# Orange Beach Billfish Classic



## JoeZ (Sep 30, 2007)

Done Deal out of Homa, La has a 107 inch blue onboard and will be bringing it in tonight at the Wharf. 

Chris Phillips and I will be the emcees for this great charity event benefiting The Billfish Foundation and it should be a great weekend at the scales if this early report is any indicator.

20 boats entered and are vying for about $400,000 in cash!


----------



## JoeZ (Sep 30, 2007)

Oops.

Scales open 7-10 tonight and 6-10 tomorrow night.

http://orangebeachbillfishclassic.com/


----------



## bigtallluke (Jul 14, 2012)

Those boys on the Done Deal know how to put fish on the deck!! I'm still talking about their 783 lb marlin from last years tournament held at Baytown Wharf in SanDestin. Wish I could get over there this weekend to watch the weigh ins


----------



## JoeZ (Sep 30, 2007)

Nobody brought anything in today as the 107 on Done Deal was closer to Texas than Alabama at the time. Two tagged and released and a couple tuna reported.
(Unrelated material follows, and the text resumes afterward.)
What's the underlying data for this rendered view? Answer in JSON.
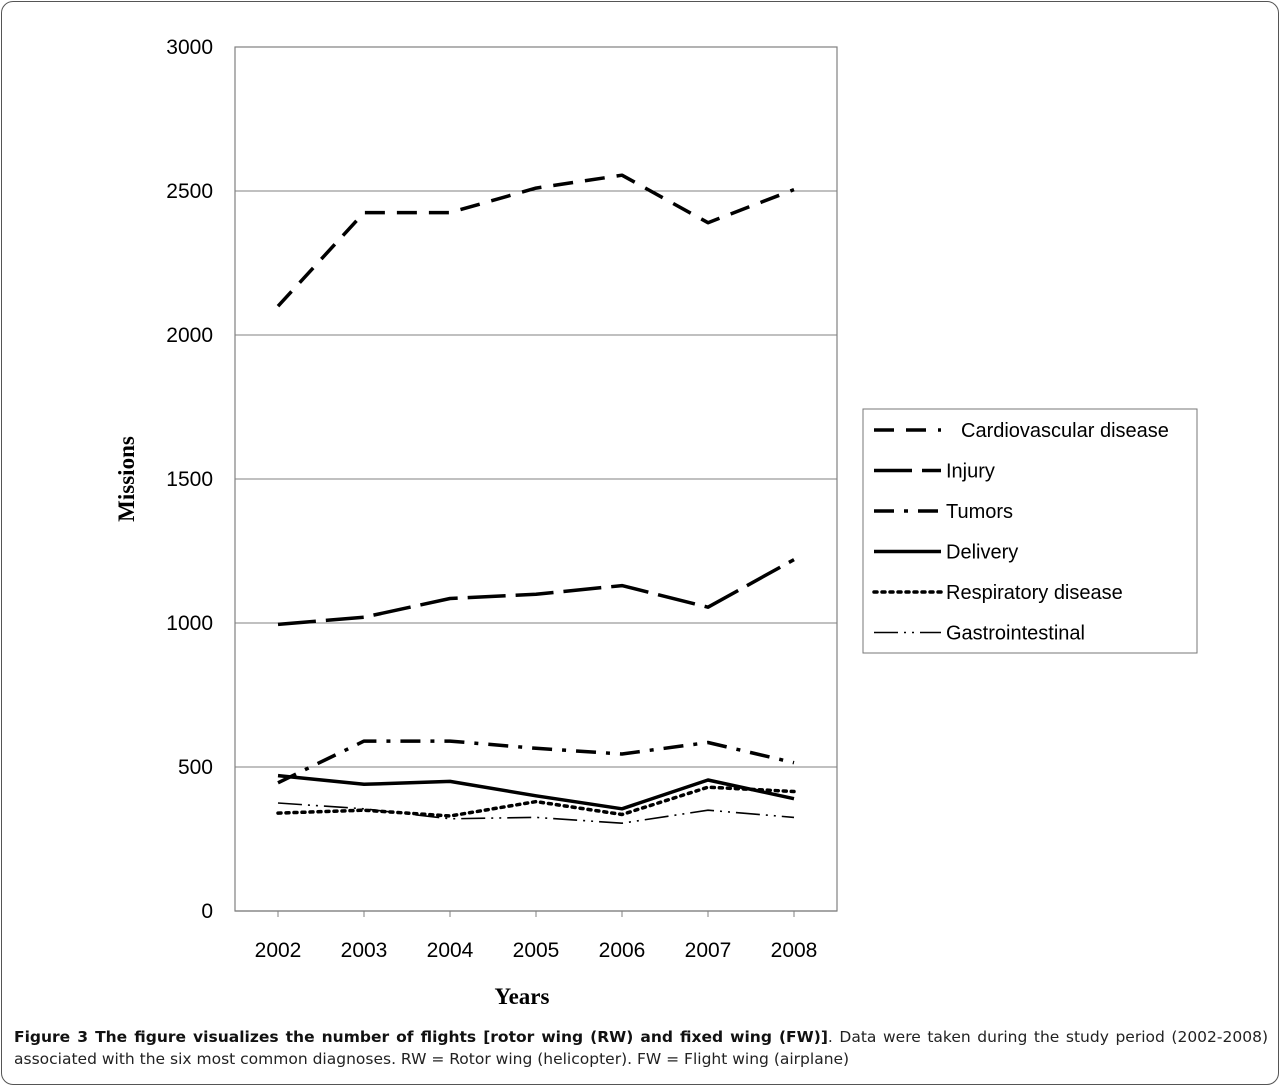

Tomorrow should be busy. Scales 6-10 p.m. at The Wharf.


----------



## JoeZ (Sep 30, 2007)

408 pounds and change on the Done Deal. 

Iona Louise had 144 tuna. 

Can't recall the hoo and dolphin right now but they mahi was 40 something, not much to the wahoo.


----------



## bigtallluke (Jul 14, 2012)

Nice! Thanks for the report. I bet that was a good time at the scale last night... Wish I could have driven over.


----------



## Fish N Tales (Jun 14, 2012)

Man those guys dominate! Who was the angler?


----------



## JoeZ (Sep 30, 2007)

Jon Gouslin - the owner of Done Deal - was the angler. It's not that often he gets to hang one so it was pretty cool. They were pumped up for sure.


----------



## Deeplines (Sep 28, 2007)

The Iona Louise, isnt thst Woody's boat?


----------